Real-time online prediction (i.e., automated decision making) is more readily achievable because the feature data originating in the silos does not need to be communicated to a central location to feed the model, but rather, is processed in place and only compact signaling statistics are communicated across the CA analytics network. The method supports a “sample when ready mode”, and will re-optimize on-the-fly to make best use of the information that is available at the time the decision is requested. Because a rigorous quantitative calculus of uncertainty is employed, information is properly weighted and normalized by design. A “sample when needed” mode is also supported in which additional sources which are costly to bring to bear can be added only when and if they are needed to improve the fidelity of the risk analysis.

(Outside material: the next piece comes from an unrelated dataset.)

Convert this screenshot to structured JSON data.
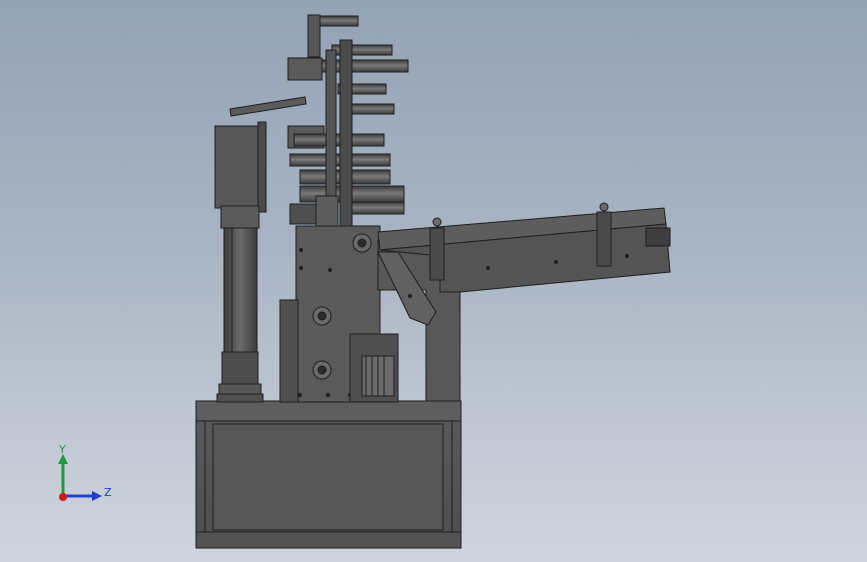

It is recognized that companies in industries that have a history of risk modeling, such as credit and insurance, most likely already have an existing risk modeling approach in place. A unique capability of CA is that it can augment existing models with additional sources of information, mined with the latest methods, without opening up the core model in use or even understanding its inner (proprietary) workings. This provides an extremely low touch way to try combining additional information to assess the benefit without disrupting the current approach in use.
CA provides an agile cross-silo risk analysis framework that allows the most sources to be combined for the highest accuracy assessments while keeping pace with dynamic high variety data.